Monitor Writer Wins Award For Foreign 'Story of Year'
| BOSTON
David Rohde of The Christian Science Monitor has won the Livingston Award for Young Journalists for his international reporting on mass executions in Bosnia.
The other winners of this year's Livingston awards were Chris Adams, a reporter at the New Orleans Times-Picayune, for local reporting on Medicaid fraud; and Jim Lynch, a reporter at the Spokane, Wash., Spokesman-Review, for national reporting on militant separatist groups. Charles Peterson, founding editor of Washington Monthly, was given the first Richard M. Clurman Award for "nurturing, critiquing, and inspiring young journalists."
'Helped to change policy'
"[Mr. Rohde] deserves the highest award he can get," says journalist Mike Wallace of CBS's "60 Minutes" news program, who was one of the judges for the Livingston Award. "What [his work] showed me was courage, resourcefulness, and an extraordinary piece of reportage that helped to change policy."
In addition to the Livingston Award, Rohde won this year's Pulitzer Prize for international reporting, the Overseas Press Club of America award for best newspaper reporting from abroad, The George Polk Award for foreign reporting, The Sigma Delta Chi Award for foreign correspondence, Columbia Graduate School of Journalism's Paul Tobenkin Memorial Award for foreign reporting, the Investigative Reporters and Editors award for investigative reporting, and a Certificate of Recognition for Excellence in International Journalism from the Paul H. Nitze School of Advanced International Studies at the Johns Hopkins University.
"This absolutely validates the reporting," says Roy Gutman, a reporter for Newsday who won several awards in 1993, including the Pulitzer Prize, for his reports on death camps in Bosnia. "It says your peers have examined this and found that the method of reporting was equal to best. It says that all the top editors in our profession think this is not only the best-written account, but this is the story that matters this year."
Following the fall of the United Nations "safe area" of Srebrenica in Bosnia last July, rumors surfaced that Bosnian Serbs had executed thousands of Muslim men.
Rohde was the first Western journalist to visit the area in August and again in October, when he spent 10 days in a Bosnian Serb jail after discovering grim and compelling evidence of the largest massacre in Europe since the Holocaust.
Rohde's eyewitness evidence of massacres at Srebrenica and his comprehensive reporting helped stiffen Western resolve and further marginalize Bosnian Serb leaders Radovan Karadzic and Gen. Ratko Mladic.

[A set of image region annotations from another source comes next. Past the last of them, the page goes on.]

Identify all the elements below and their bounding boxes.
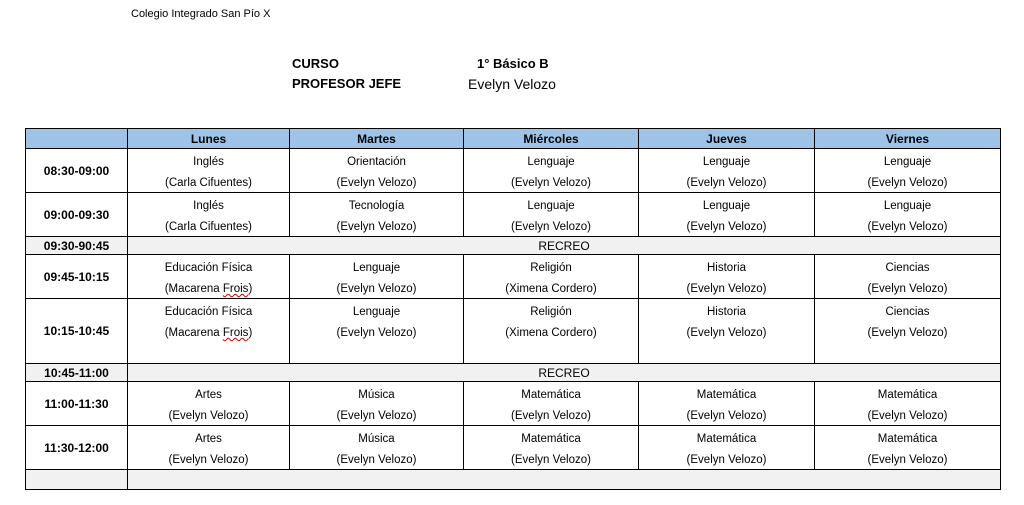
subject: Artes [195,389,222,401]
class-cell [639,193,815,237]
subject: Ciencias [885,262,930,274]
teacher: (Evelyn Velozo) [686,454,767,466]
subject: Tecnología [348,200,405,212]
teacher: (Evelyn Velozo) [336,221,417,233]
class-cell [464,193,639,237]
teacher: (Evelyn Velozo) [686,283,767,295]
class-cell [290,426,464,470]
header-day: Viernes [815,129,1001,149]
time-cell: 09:45-10:15 [26,255,128,299]
class-cell [290,193,464,237]
subject: Matemática [696,433,757,445]
time-cell: 09:30-90:45 [26,237,128,255]
subject: Lenguaje [527,156,575,168]
class-cell [639,382,815,426]
teacher: (Evelyn Velozo) [511,221,591,233]
subject: Música [358,433,395,445]
empty-row [26,470,1001,490]
header-corner [26,129,128,149]
class-cell [128,193,290,237]
teacher: (Evelyn Velozo) [336,177,417,189]
teacher: (Evelyn Velozo) [336,454,417,466]
teacher: (Evelyn Velozo) [867,454,948,466]
teacher-text: ) [248,283,253,295]
teacher: (Evelyn Velozo) [336,410,417,422]
teacher: (Carla Cifuentes) [165,221,252,233]
class-cell [815,193,1001,237]
class-cell [464,382,639,426]
table-row [26,255,1001,299]
class-cell [290,299,464,364]
subject: Historia [707,262,746,274]
school-name: Colegio Integrado San Pío X [131,8,271,20]
subject: Ciencias [885,306,930,318]
head-teacher-value: Evelyn Velozo [468,76,556,92]
teacher: (Evelyn Velozo) [686,221,767,233]
schedule-table [25,128,1001,490]
teacher-text: ) [248,327,253,339]
subject: Religión [530,262,572,274]
table-row [26,426,1001,470]
header-day: Miércoles [464,129,639,149]
class-cell [290,255,464,299]
subject: Orientación [347,156,406,168]
subject: Lenguaje [883,156,932,168]
subject: Matemática [696,389,757,401]
subject: Matemática [521,389,581,401]
class-cell [815,426,1001,470]
class-cell [290,382,464,426]
teacher: (Ximena Cordero) [505,283,597,295]
teacher: (Evelyn Velozo) [336,327,417,339]
subject: Matemática [521,433,581,445]
teacher: (Evelyn Velozo) [168,410,249,422]
teacher: (Evelyn Velozo) [867,410,948,422]
class-cell [290,149,464,193]
class-cell [639,255,815,299]
class-cell [128,382,290,426]
subject: Educación Física [164,262,253,274]
teacher-text: (Macarena [164,327,223,339]
subject: Lenguaje [352,262,401,274]
class-cell [639,149,815,193]
teacher-text: (Macarena [164,283,223,295]
class-cell [464,149,639,193]
subject: Lenguaje [702,156,751,168]
header-day: Martes [290,129,464,149]
teacher: (Evelyn Velozo) [867,283,948,295]
subject: Artes [195,433,222,445]
class-cell [464,299,639,364]
class-cell [639,426,815,470]
table-row [26,299,1001,364]
subject: Música [358,389,395,401]
course-label: CURSO [292,56,339,71]
subject: Lenguaje [883,200,932,212]
teacher: (Evelyn Velozo) [686,177,767,189]
spellcheck-word: Frois [222,283,249,295]
teacher [128,282,289,296]
teacher [128,326,289,340]
subject: Lenguaje [527,200,575,212]
subject: Inglés [193,156,224,168]
empty-time-cell [26,470,128,490]
break-label: RECREO [128,364,1001,382]
teacher: (Evelyn Velozo) [867,221,948,233]
table-row [26,149,1001,193]
subject: Historia [707,306,746,318]
class-cell [815,149,1001,193]
class-cell [128,426,290,470]
header-day: Lunes [128,129,290,149]
time-cell: 08:30-09:00 [26,149,128,193]
teacher: (Evelyn Velozo) [867,177,948,189]
teacher: (Evelyn Velozo) [686,410,767,422]
teacher: (Carla Cifuentes) [165,177,252,189]
teacher: (Evelyn Velozo) [686,327,767,339]
class-cell [639,299,815,364]
table-row [26,193,1001,237]
time-cell: 11:30-12:00 [26,426,128,470]
teacher: (Evelyn Velozo) [867,327,948,339]
subject: Lenguaje [352,306,401,318]
class-cell [464,255,639,299]
class-cell [128,255,290,299]
class-cell [464,426,639,470]
header-row [26,129,1001,149]
class-cell [128,149,290,193]
subject: Lenguaje [702,200,751,212]
break-label: RECREO [128,237,1001,255]
time-cell: 11:00-11:30 [26,382,128,426]
class-cell [128,299,290,364]
time-cell: 10:15-10:45 [26,299,128,364]
class-cell [815,299,1001,364]
head-teacher-label: PROFESOR JEFE [292,76,402,91]
teacher: (Evelyn Velozo) [168,454,249,466]
break-row [26,237,1001,255]
teacher: (Evelyn Velozo) [511,177,591,189]
empty-cell [128,470,1001,490]
time-cell: 10:45-11:00 [26,364,128,382]
teacher: (Evelyn Velozo) [511,454,591,466]
header-day: Jueves [639,129,815,149]
time-cell: 09:00-09:30 [26,193,128,237]
subject: Matemática [877,433,938,445]
teacher: (Evelyn Velozo) [511,410,591,422]
class-cell [815,382,1001,426]
subject: Educación Física [164,306,253,318]
subject: Religión [530,306,572,318]
course-value: 1° Básico B [477,56,549,71]
subject: Inglés [193,200,224,212]
subject: Matemática [877,389,938,401]
table-row [26,382,1001,426]
teacher: (Ximena Cordero) [505,327,597,339]
break-row [26,364,1001,382]
teacher: (Evelyn Velozo) [336,283,417,295]
class-cell [815,255,1001,299]
spellcheck-word: Frois [222,327,249,339]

Richard Holbrooke, former assistant secretary of state, said Rohde's reports helped him negotiate the Bosnia peace deal in Dayton, Ohio, last November. He used them to convince Serbian President Slobodan Milosevic that Mr. Karadzic and General Mladic, who deny involvement in the July massacres, played roles in them.
Mr. Holbrooke was then able to prevent the Bosnian Serb leaders from attending the November Dayton talks and from running for public office in this September's elections.
'Unassailable'
"What really stood out [in Rohde's reporting] was the methodology and thoroughness, and what I would call a legalistic approach," says Anne Nelson, a 1989 Livingston winner who teaches at Columbia's Graduate School of Journalism. "He put together the pieces of evidence for a case that seemed about as unassailable as you can get in journalism." Ms. Nelson served as a judge this year for the Overseas Press Club and Columbia awards.
Rohde is currently working on a book about the Srebrenica debacle. His work is providing evidence for The International War Crimes Tribunal in The Hague, and has prodded the West toward greater recognition of the atrocities that have taken place in the Balkans.
"Bosnia is not merely a tragedy of the former Yugoslavia, as David's pieces so dramatically point out," says ABC News anchorman Peter Jennings. "It is about us and where we stand on such issues. The Monitor did the country a great public service because it drew us back and forced us to appreciate what it is we stand for."